World War II was blazing on all fronts. Sugar, coffee, meat, butter and other staples of the table were being rationed. Gasoline and tires were in short supply, so families weren't out joy-riding in automobiles.
Casualty lists, too often containing familiar names, were published in the newspapers. Gold stars on a white background appeared starkly in the windows of neighborhood houses, denoting that a mother's son, a soldier, sailor, marine, airman or coast guardsman, had been killed in action.
And with this grim reality as a backdrop, Army and Navy were getting ready to play a football game, Dec. 2, 1944, at Baltimore's Municipal Stadium. President Franklin D. Roosevelt decreed that some sports should go on as scheduled if they didn't hamper the movement of troop trains. He also wanted as much of normal American life to continue for purposes of overall morale and to assure citizens that the Axis enemies couldn't interrupt our long-held traditions.
It wasn't advertised as such, but the Army-Navy encounter in Baltimore became the most important sports event of wartime -- this meeting of military academies for the national championship. To buy a ticket, you first had to subscribe to a war bond, kind of a personal seat license to help your country and not some two-bit entrepreneur.
Purchasing a $25 war bond entitled you to sit in the end-zone section. A $100,000 or a $1 million check coming from major industry, those with defense contracts, provided entry to the coveted midfield seats. Bottom line: More money was contributed in Baltimore that day to pay for the expense of waging war than in any other single fund-raiser held anywhere in the country.
The grand total was $58,637,000.
Army won the game, 23-7, and with it the national championship, the first time the No. 1- and No. 2-ranked service academy teams played for the premier position. The Heisman Trophy winners of 1945 and 1946, Felix "Doc" Blanchard and Glenn Davis, were Army's famed combination, known as "Mr. Inside" and "Mr. Outside."
Blanchard, with enormous irony, after his freshman season at the University of North Carolina, had applied to the Naval Academy but was rejected because he was colorblind. How that changed history. The Army had no such stipulation, so his destiny became West Point.
When the Cadets' glorious afternoon in Baltimore concluded, General Douglas MacArthur was so moved by the result that he sent the following cablegram from his Pacific command post to Earl "Red" Blaik, the much-revered Army coach:
"TO THE GREATEST OF ALL ARMY TEAMS -- STOP -- WE HAVE STOPPED THE WAR TO CELEBRATE YOUR MAGNIFICENT SUCCESS."

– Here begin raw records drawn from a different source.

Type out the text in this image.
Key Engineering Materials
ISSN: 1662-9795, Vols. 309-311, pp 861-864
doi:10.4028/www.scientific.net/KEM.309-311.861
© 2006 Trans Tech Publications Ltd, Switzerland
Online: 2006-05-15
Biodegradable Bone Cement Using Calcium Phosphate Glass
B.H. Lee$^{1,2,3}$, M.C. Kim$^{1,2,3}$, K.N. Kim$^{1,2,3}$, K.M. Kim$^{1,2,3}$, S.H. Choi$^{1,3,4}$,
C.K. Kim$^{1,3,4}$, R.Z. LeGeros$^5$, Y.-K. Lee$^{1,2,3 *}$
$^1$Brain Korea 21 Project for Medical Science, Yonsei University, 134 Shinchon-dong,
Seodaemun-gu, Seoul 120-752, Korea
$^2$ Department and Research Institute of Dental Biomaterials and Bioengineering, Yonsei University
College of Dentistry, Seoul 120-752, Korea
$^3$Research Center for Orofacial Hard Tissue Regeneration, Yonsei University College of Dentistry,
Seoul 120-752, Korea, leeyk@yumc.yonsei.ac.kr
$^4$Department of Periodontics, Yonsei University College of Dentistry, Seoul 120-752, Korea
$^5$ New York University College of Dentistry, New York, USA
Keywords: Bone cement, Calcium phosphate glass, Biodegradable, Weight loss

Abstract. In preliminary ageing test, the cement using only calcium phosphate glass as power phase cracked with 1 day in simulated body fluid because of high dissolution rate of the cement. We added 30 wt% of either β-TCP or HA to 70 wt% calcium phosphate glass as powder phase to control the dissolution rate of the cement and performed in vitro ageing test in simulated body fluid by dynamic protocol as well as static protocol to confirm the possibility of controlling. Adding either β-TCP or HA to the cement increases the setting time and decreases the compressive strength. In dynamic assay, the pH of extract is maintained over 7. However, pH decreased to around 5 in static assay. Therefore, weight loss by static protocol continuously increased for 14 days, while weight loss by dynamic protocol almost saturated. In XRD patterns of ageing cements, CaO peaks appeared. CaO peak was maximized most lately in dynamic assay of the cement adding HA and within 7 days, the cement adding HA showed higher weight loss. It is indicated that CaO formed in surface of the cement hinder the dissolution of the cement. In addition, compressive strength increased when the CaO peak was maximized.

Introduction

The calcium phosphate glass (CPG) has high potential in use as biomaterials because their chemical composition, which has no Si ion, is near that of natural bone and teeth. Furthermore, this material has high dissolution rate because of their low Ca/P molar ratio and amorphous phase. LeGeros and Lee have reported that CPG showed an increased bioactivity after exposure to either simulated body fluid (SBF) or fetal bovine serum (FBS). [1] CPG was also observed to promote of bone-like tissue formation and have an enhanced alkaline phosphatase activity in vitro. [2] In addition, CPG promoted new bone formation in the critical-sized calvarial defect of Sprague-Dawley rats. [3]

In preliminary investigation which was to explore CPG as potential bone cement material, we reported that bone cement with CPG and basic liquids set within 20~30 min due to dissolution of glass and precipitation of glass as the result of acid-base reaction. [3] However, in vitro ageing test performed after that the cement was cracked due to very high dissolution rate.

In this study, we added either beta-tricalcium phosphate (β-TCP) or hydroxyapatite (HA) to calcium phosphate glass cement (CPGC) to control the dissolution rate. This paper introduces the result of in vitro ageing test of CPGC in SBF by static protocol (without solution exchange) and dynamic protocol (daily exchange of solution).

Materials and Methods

Now doesn't that sound so typical of MacArthur and his love of all things West Point?
How the Naval Academy midshipmen and the Military Academy cadets came to Baltimore was not by bus or train but via the waterways, a surprise invasion. It was an easy 28-mile trip from Annapolis, but for Army it was close to 300 miles and a precarious run.

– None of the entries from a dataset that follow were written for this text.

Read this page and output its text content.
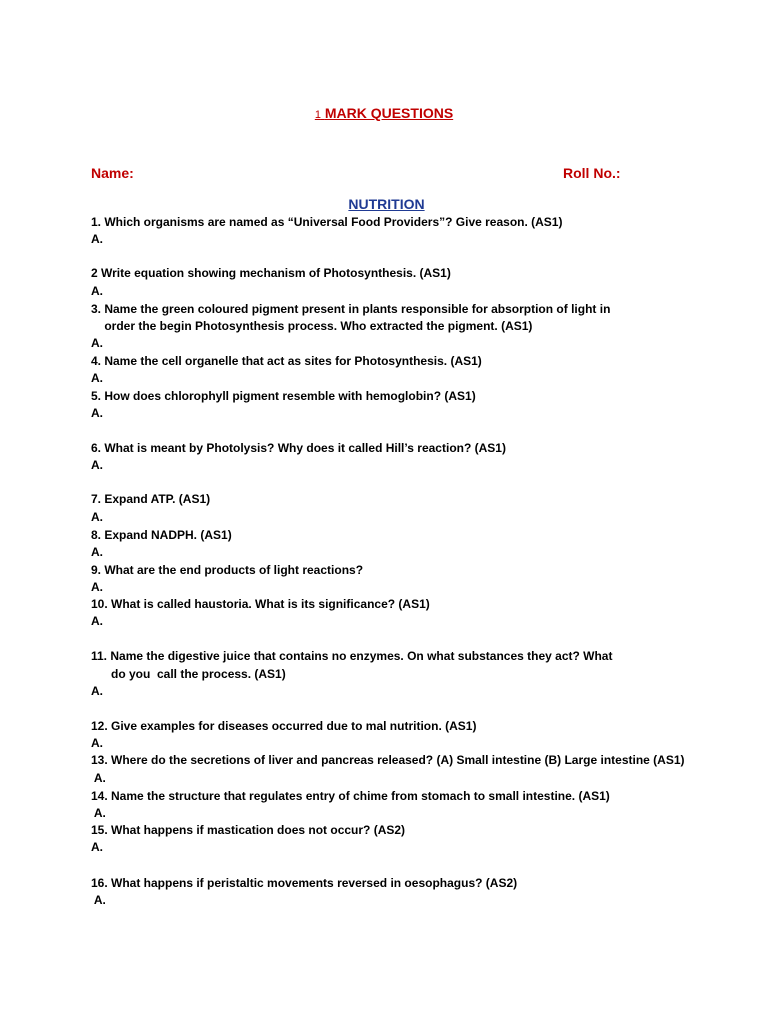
1 MARK QUESTIONS
Name:	Roll No.:
NUTRITION
1. Which organisms are named as “Universal Food Providers”? Give reason. (AS1)
A.
2 Write equation showing mechanism of Photosynthesis. (AS1)
A.
3. Name the green coloured pigment present in plants responsible for absorption of light in
order the begin Photosynthesis process. Who extracted the pigment. (AS1)
A.
4. Name the cell organelle that act as sites for Photosynthesis. (AS1)
A.
5. How does chlorophyll pigment resemble with hemoglobin? (AS1)
A.
6. What is meant by Photolysis? Why does it called Hill’s reaction? (AS1)
A.
7. Expand ATP. (AS1)
A.
8. Expand NADPH. (AS1)
A.
9. What are the end products of light reactions?
A.
10. What is called haustoria. What is its significance? (AS1)
A.
11. Name the digestive juice that contains no enzymes. On what substances they act? What
do you  call the process. (AS1)
A.
12. Give examples for diseases occurred due to mal nutrition. (AS1)
A.
13. Where do the secretions of liver and pancreas released? (A) Small intestine (B) Large intestine (AS1)
A.
14. Name the structure that regulates entry of chime from stomach to small intestine. (AS1)
A.
15. What happens if mastication does not occur? (AS2)
A.
16. What happens if peristaltic movements reversed in oesophagus? (AS2)
A.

The corps of cadets, coming by sea, sailed down the Hudson River on two troopships, escorted by protective destroyers hugging the coast of New Jersey and Delaware and then making a turn into Chesapeake Bay. On to Baltimore.
Had German U-boats, which turned the area off Atlantic City, N.J., into a shooting gallery, known of the trip, they might have blown away a large segment of future army officers in what would have been a wartime tragedy and also a travesty, one the government would have had difficulty defending.

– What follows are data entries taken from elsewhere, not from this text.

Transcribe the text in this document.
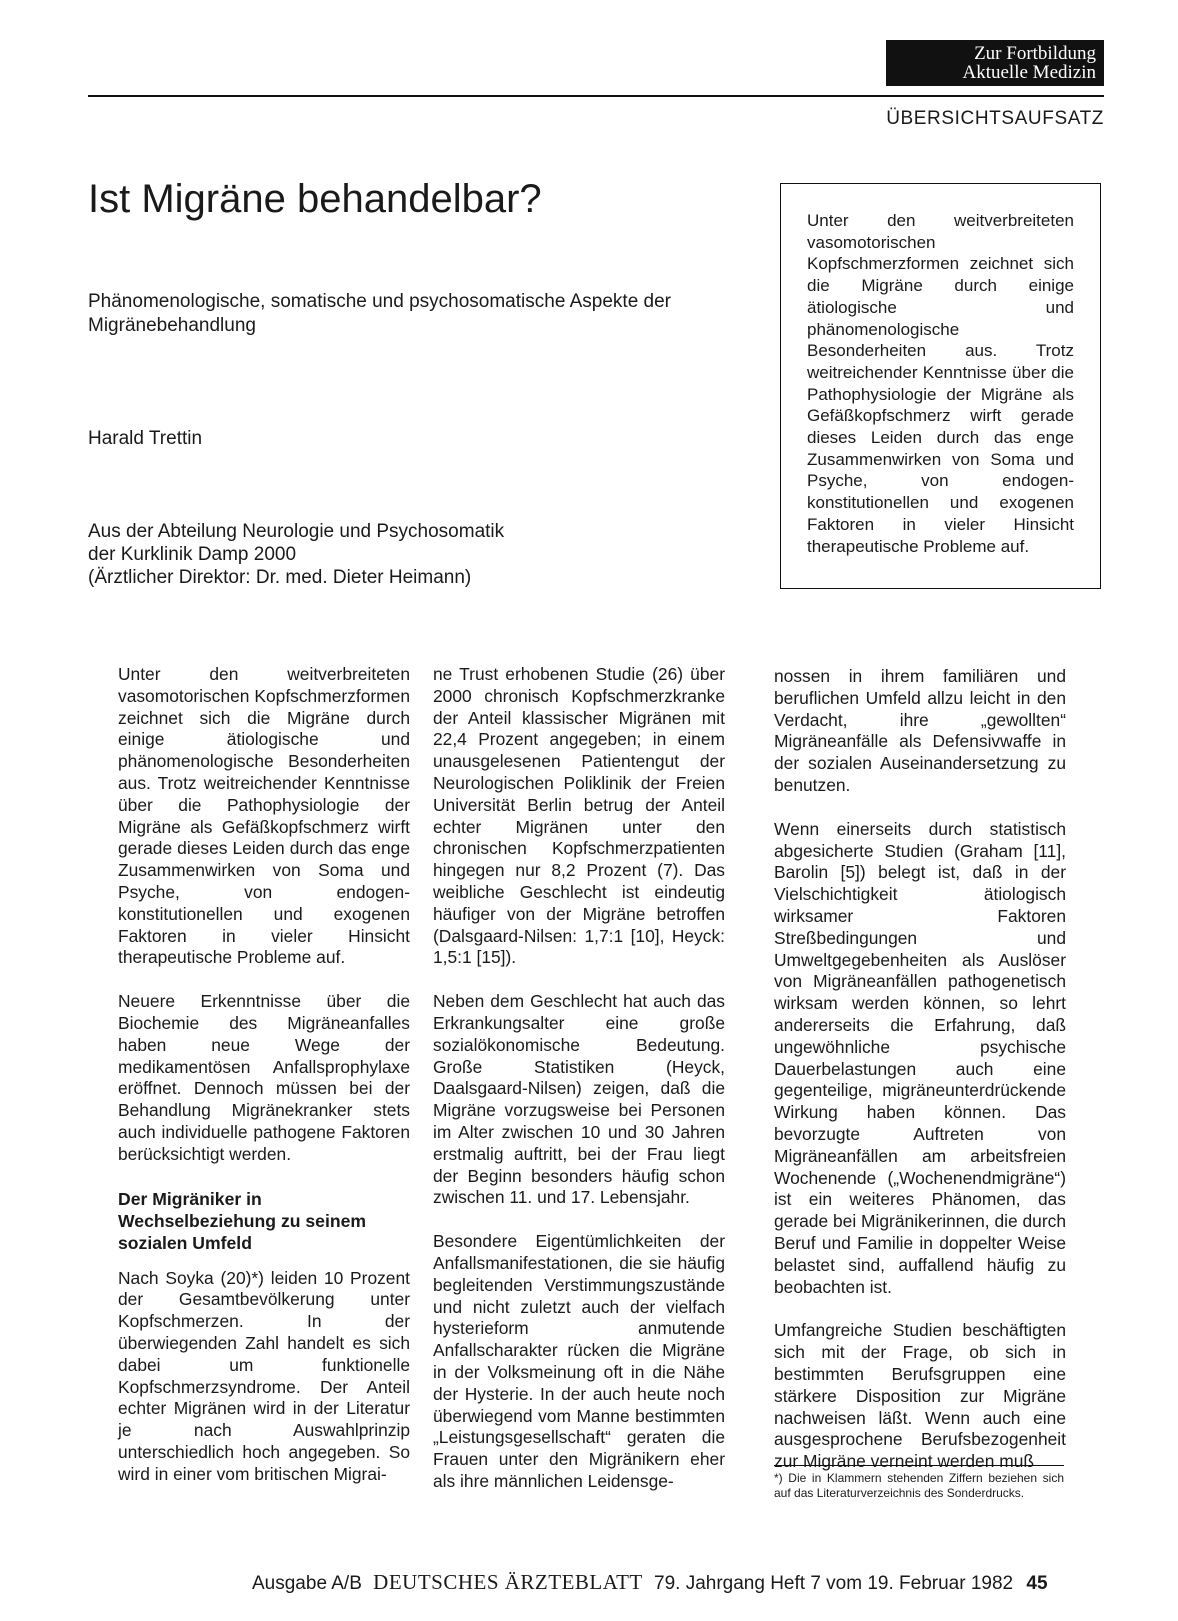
Zur Fortbildung
Aktuelle Medizin
ÜBERSICHTSAUFSATZ
Ist Migräne behandelbar?
Phänomenologische, somatische und psychosomatische Aspekte der Migränebehandlung
Harald Trettin
Aus der Abteilung Neurologie und Psychosomatik
der Kurklinik Damp 2000
(Ärztlicher Direktor: Dr. med. Dieter Heimann)
Unter den weitverbreiteten vasomotorischen Kopfschmerzformen zeichnet sich die Migräne durch einige ätiologische und phänomenologische Besonderheiten aus. Trotz weitreichender Kenntnisse über die Pathophysiologie der Migräne als Gefäßkopfschmerz wirft gerade dieses Leiden durch das enge Zusammenwirken von Soma und Psyche, von endogen-konstitutionellen und exogenen Faktoren in vieler Hinsicht therapeutische Probleme auf.

Unter den weitverbreiteten vasomotorischen Kopfschmerzformen zeichnet sich die Migräne durch einige ätiologische und phänomenologische Besonderheiten aus. Trotz weitreichender Kenntnisse über die Pathophysiologie der Migräne als Gefäßkopfschmerz wirft gerade dieses Leiden durch das enge Zusammenwirken von Soma und Psyche, von endogen-konstitutionellen und exogenen Faktoren in vieler Hinsicht therapeutische Probleme auf.

Neuere Erkenntnisse über die Biochemie des Migräneanfalles haben neue Wege der medikamentösen Anfallsprophylaxe eröffnet. Dennoch müssen bei der Behandlung Migränekranker stets auch individuelle pathogene Faktoren berücksichtigt werden.

Der Migräniker in Wechselbeziehung zu seinem sozialen Umfeld

Nach Soyka (20)*) leiden 10 Prozent der Gesamtbevölkerung unter Kopfschmerzen. In der überwiegenden Zahl handelt es sich dabei um funktionelle Kopfschmerzsyndrome. Der Anteil echter Migränen wird in der Literatur je nach Auswahlprinzip unterschiedlich hoch angegeben. So wird in einer vom britischen Migrai-

ne Trust erhobenen Studie (26) über 2000 chronisch Kopfschmerzkranke der Anteil klassischer Migränen mit 22,4 Prozent angegeben; in einem unausgelesenen Patientengut der Neurologischen Poliklinik der Freien Universität Berlin betrug der Anteil echter Migränen unter den chronischen Kopfschmerzpatienten hingegen nur 8,2 Prozent (7). Das weibliche Geschlecht ist eindeutig häufiger von der Migräne betroffen (Dalsgaard-Nilsen: 1,7:1 [10], Heyck: 1,5:1 [15]).

Neben dem Geschlecht hat auch das Erkrankungsalter eine große sozialökonomische Bedeutung. Große Statistiken (Heyck, Daalsgaard-Nilsen) zeigen, daß die Migräne vorzugsweise bei Personen im Alter zwischen 10 und 30 Jahren erstmalig auftritt, bei der Frau liegt der Beginn besonders häufig schon zwischen 11. und 17. Lebensjahr.

Besondere Eigentümlichkeiten der Anfallsmanifestationen, die sie häufig begleitenden Verstimmungszustände und nicht zuletzt auch der vielfach hysterieform anmutende Anfallscharakter rücken die Migräne in der Volksmeinung oft in die Nähe der Hysterie. In der auch heute noch überwiegend vom Manne bestimmten „Leistungsgesellschaft“ geraten die Frauen unter den Migränikern eher als ihre männlichen Leidensge-

nossen in ihrem familiären und beruflichen Umfeld allzu leicht in den Verdacht, ihre „gewollten“ Migräneanfälle als Defensivwaffe in der sozialen Auseinandersetzung zu benutzen.

Wenn einerseits durch statistisch abgesicherte Studien (Graham [11], Barolin [5]) belegt ist, daß in der Vielschichtigkeit ätiologisch wirksamer Faktoren Streßbedingungen und Umweltgegebenheiten als Auslöser von Migräneanfällen pathogenetisch wirksam werden können, so lehrt andererseits die Erfahrung, daß ungewöhnliche psychische Dauerbelastungen auch eine gegenteilige, migräneunterdrückende Wirkung haben können. Das bevorzugte Auftreten von Migräneanfällen am arbeitsfreien Wochenende („Wochenendmigräne“) ist ein weiteres Phänomen, das gerade bei Migränikerinnen, die durch Beruf und Familie in doppelter Weise belastet sind, auffallend häufig zu beobachten ist.

Umfangreiche Studien beschäftigten sich mit der Frage, ob sich in bestimmten Berufsgruppen eine stärkere Disposition zur Migräne nachweisen läßt. Wenn auch eine ausgesprochene Berufsbezogenheit zur Migräne verneint werden muß

*) Die in Klammern stehenden Ziffern beziehen sich auf das Literaturverzeichnis des Sonderdrucks.
Ausgabe A/B DEUTSCHES ÄRZTEBLATT 79. Jahrgang Heft 7 vom 19. Februar 1982 45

Fortunately, the cadets arrived in Baltimore safely. No details of how they had gotten here were mentioned. Secrecy was locked in and censorship maintained until long after the war, when sportswriter Harold Rosenthal of the New York Herald Tribune disclosed what had occurred.
The corps was promised a steak dinner after the game, aboard ship, but while cruising on their return down the Chesapeake Bay, a violent storm of almost hurricane strength rocked the ships, and most of the land-loving cadets were so nauseated that the evening meal was skipped.
Those were, indeed, extraordinary times, the rarest of circumstances. In fact, for the two preceding years, the Army-Navy game had been played before fewer than 20,000 at Michie Stadium in West Point, N.Y., and Thompson Stadium in Annapolis. Neither visiting team then was accompanied by remnants of the student bodies, but on those occasions a section of cadets was ordered to cheer for Navy ... and vice versa when Army played in Annapolis.
They were applauding and exulting for the "enemy," but not with all heart and soul and maybe only via a whisper.
At both Army and Navy, college players were recruited to attend the academies and play football. Instead of going into the regular service with a possibility of being shipped overseas, they trained to become officers. It was something of a sham because when the war ended in 1945, most of the former college standouts, but not all, resigned and returned to the freedom of campus life.
In some cases, they had avoided combat under the protection of being groomed to become future military officers. Only a relative few remained to make the Army or Navy a career. Notable exceptions included Don Whitmire and Doc Blanchard. They remained loyal to their pledge and distinguished themselves as decorated officers after their football eligibility elapsed.
World War II had set the strangest parameters for Army, Navy and college football. It made for a bizarre and unique chapter in a storied relationship that has meant so much to America in history and lore.